The “After” (with Weather as a Character):
“As they carried the second casket in five days, the wind-whipped snow of the February blizzard stung their faces—a cold made more bitter by the empty coal bins of a city five months into a strike. Grief wasn’t just in their hearts; it was in their shivering limbs and the soot-stained slush that forever stained their Sunday best.”
Why Weather Matters for Your Writing
Weather is one of the few forces we experience almost exactly as our ancestors did.
When you reconstruct it carefully, you are not adding decoration.

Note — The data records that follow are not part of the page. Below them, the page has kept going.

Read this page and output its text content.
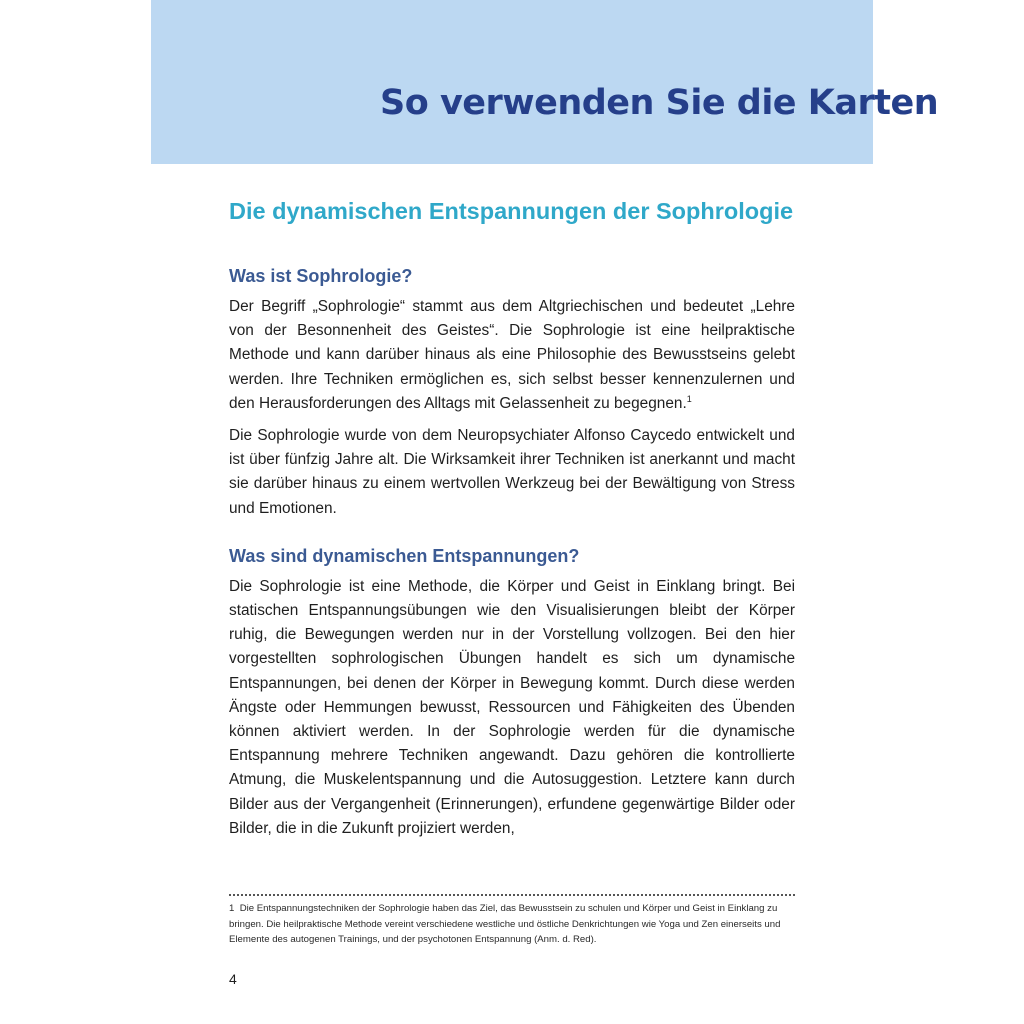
So verwenden Sie die Karten
Die dynamischen Entspannungen der Sophrologie
Was ist Sophrologie?

Der Begriff „Sophrologie“ stammt aus dem Altgriechischen und bedeutet „Lehre von der Besonnenheit des Geistes“. Die Sophrologie ist eine heilpraktische Methode und kann darüber hinaus als eine Philosophie des Bewusstseins gelebt werden. Ihre Techniken ermöglichen es, sich selbst besser kennenzulernen und den Herausforderungen des Alltags mit Gelassenheit zu begegnen.$^1$

Die Sophrologie wurde von dem Neuropsychiater Alfonso Caycedo entwickelt und ist über fünfzig Jahre alt. Die Wirksamkeit ihrer Techniken ist anerkannt und macht sie darüber hinaus zu einem wertvollen Werkzeug bei der Bewältigung von Stress und Emotionen.

Was sind dynamischen Entspannungen?

Die Sophrologie ist eine Methode, die Körper und Geist in Einklang bringt. Bei statischen Entspannungsübungen wie den Visualisierungen bleibt der Körper ruhig, die Bewegungen werden nur in der Vorstellung vollzogen. Bei den hier vorgestellten sophrologischen Übungen handelt es sich um dynamische Entspannungen, bei denen der Körper in Bewegung kommt. Durch diese werden Ängste oder Hemmungen bewusst, Ressourcen und Fähigkeiten des Übenden können aktiviert werden. In der Sophrologie werden für die dynamische Entspannung mehrere Techniken angewandt. Dazu gehören die kontrollierte Atmung, die Muskelentspannung und die Autosuggestion. Letztere kann durch Bilder aus der Vergangenheit (Erinnerungen), erfundene gegenwärtige Bilder oder Bilder, die in die Zukunft projiziert werden,

1 Die Entspannungstechniken der Sophrologie haben das Ziel, das Bewusstsein zu schulen und Körper und Geist in Einklang zu bringen. Die heilpraktische Methode vereint verschiedene westliche und östliche Denkrichtungen wie Yoga und Zen einerseits und Elemente des autogenen Trainings, und der psychotonen Entspannung (Anm. d. Red).

4
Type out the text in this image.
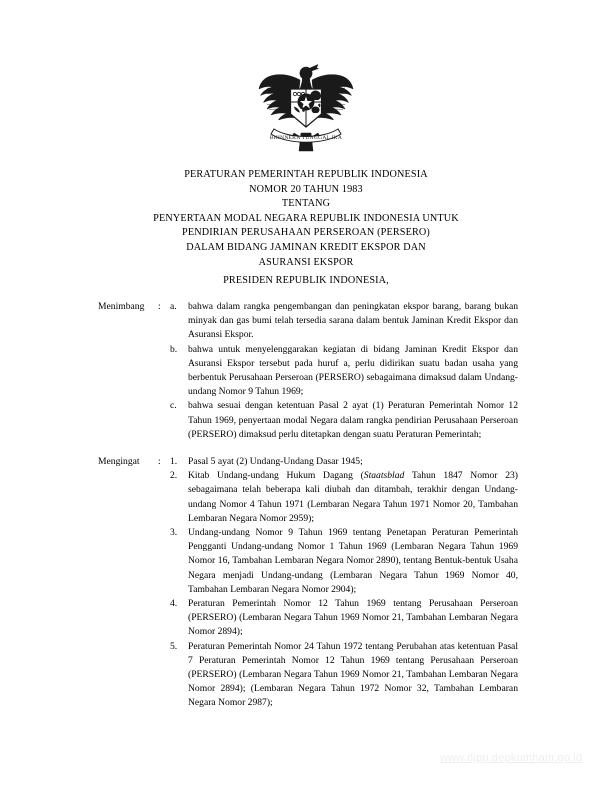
BHINNEKA TUNGGAL IKA
PERATURAN PEMERINTAH REPUBLIK INDONESIA
NOMOR 20 TAHUN 1983
TENTANG
PENYERTAAN MODAL NEGARA REPUBLIK INDONESIA UNTUK
PENDIRIAN PERUSAHAAN PERSEROAN (PERSERO)
DALAM BIDANG JAMINAN KREDIT EKSPOR DAN
ASURANSI EKSPOR
PRESIDEN REPUBLIK INDONESIA,
Menimbang	: a.	bahwa dalam rangka pengembangan dan peningkatan ekspor barang, barang bukan minyak dan gas bumi telah tersedia sarana dalam bentuk Jaminan Kredit Ekspor dan Asuransi Ekspor.
b.	bahwa untuk menyelenggarakan kegiatan di bidang Jaminan Kredit Ekspor dan Asuransi Ekspor tersebut pada huruf a, perlu didirikan suatu badan usaha yang berbentuk Perusahaan Perseroan (PERSERO) sebagaimana dimaksud dalam Undang-undang Nomor 9 Tahun 1969;
c.	bahwa sesuai dengan ketentuan Pasal 2 ayat (1) Peraturan Pemerintah Nomor 12 Tahun 1969, penyertaan modal Negara dalam rangka pendirian Perusahaan Perseroan (PERSERO) dimaksud perlu ditetapkan dengan suatu Peraturan Pemerintah;
Mengingat	: 1.	Pasal 5 ayat (2) Undang-Undang Dasar 1945;
2.	Kitab Undang-undang Hukum Dagang (Staatsblad Tahun 1847 Nomor 23) sebagaimana telah beberapa kali diubah dan ditambah, terakhir dengan Undang-undang Nomor 4 Tahun 1971 (Lembaran Negara Tahun 1971 Nomor 20, Tambahan Lembaran Negara Nomor 2959);
3.	Undang-undang Nomor 9 Tahun 1969 tentang Penetapan Peraturan Pemerintah Pengganti Undang-undang Nomor 1 Tahun 1969 (Lembaran Negara Tahun 1969 Nomor 16, Tambahan Lembaran Negara Nomor 2890), tentang Bentuk-bentuk Usaha Negara menjadi Undang-undang (Lembaran Negara Tahun 1969 Nomor 40, Tambahan Lembaran Negara Nomor 2904);
4.	Peraturan Pemerintah Nomor 12 Tahun 1969 tentang Perusahaan Perseroan (PERSERO) (Lembaran Negara Tahun 1969 Nomor 21, Tambahan Lembaran Negara Nomor 2894);
5.	Peraturan Pemerintah Nomor 24 Tahun 1972 tentang Perubahan atas ketentuan Pasal 7 Peraturan Pemerintah Nomor 12 Tahun 1969 tentang Perusahaan Perseroan (PERSERO) (Lembaran Negara Tahun 1969 Nomor 21, Tambahan Lembaran Negara Nomor 2894); (Lembaran Negara Tahun 1972 Nomor 32, Tambahan Lembaran Negara Nomor 2987);
www.djpp.depkumham.go.id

By grounding your work in real-world data, you bridge the gap between documentation and storytelling, providing your readers — and yourself — with a more authentic connection to the past.
You are restoring the atmosphere.
And atmosphere shapes memory.
If we ignore it in our histories, we leave out one of the loudest voices in the room.
Sources: The Science Behind the Scenes
Here is a list of tools I’ve found extremely helpful; they are built on a layered foundation of federal climate science, historical datasets, and digitized primary records:
Primary Federal Data Infrastructure
National Oceanic and Atmospheric Administration (NOAA)
The federal agency responsible for collecting and maintaining U.S. weather and climate records.
National Centers for Environmental Information (NCEI)
NOAA’s official archive. This is where long-term daily, monthly, and storm-event data are stored.
Climate Data Online (CDO)
The public-facing portal for accessing archived station data, including daily summaries and downloadable records.
National Weather Service (NWS)
Provides operational data and maintains local historical summaries of significant regional weather events.
NOAA’s Local Climatological Data (LCD) Summaries
Monthly station reports that include the invaluable “Remarks” column—observer notes documenting unusual phenomena like “smoke from nearby fires” or “intense soot accumulation.”
Underlying Scientific Datasets
GHCN (Global Historical Climatology Network)
A consolidated dataset of daily climate records from more than 80,000 stations worldwide. Many aggregators draw directly from this archive.
ThreadEx (Threaded Extremes)
A NOAA project that “threads” together the records of multiple weather stations in a single city to provide a continuous long-term history (essential for cities like New York, where the “official” station moved from buildings in Manhattan to Central Park over the decades).
The First Order Summary of the Day (SOD)
These are the digital transcriptions of the original handwritten logs kept by weather observers in the 19th and early 20th centuries.
Aggregators & Access Tools
Extreme Weather Watch (EWW)
An interface that simplifies NOAA-derived datasets into readable tables for city-level exploration.
Weather Underground (History)
Provides station-based historical daily observations in a calendar format.
TimeandDate (Past Weather)
Offers snapshot summaries and astronomical context, including sunrise, sunset, and moon phase data.
Contextual & Narrative Sources
Historical Newspapers: Provide the “texture” to the weather data’s “bones.” Contemporary reporting on a heat wave, blizzard, or drought can be invaluable.
The Old Weather Project (Zooniverse): A crowdsourced project that digitizes ship logs, among other things. If your ancestors were immigrants crossing the Atlantic, this tool lets you see the exact wave heights and gale forces their ship encountered during the voyage.
The Farmer’s Almanac Archives: Although less scientific than NOAA, the Almanac offers valuable cultural context, illustrating how people of the time interpreted winter and bridging the gap between quantitative data and human experience.








Fantastic reminder of how something we rarely think about could have greatly impacted the story of our ancestor's life. When I wrote my grandfather's story, I started with the the fact that the St. Paul, MN skies were awash with "dancing Northern Lights" on the eve of his birth. This set the tone for the whole story. Thanks for including all the sources!
Yes, Lauren! The weather, of course. It seems to constantly enter into family narratives. I have found that to be true and love that you tackled it in this way.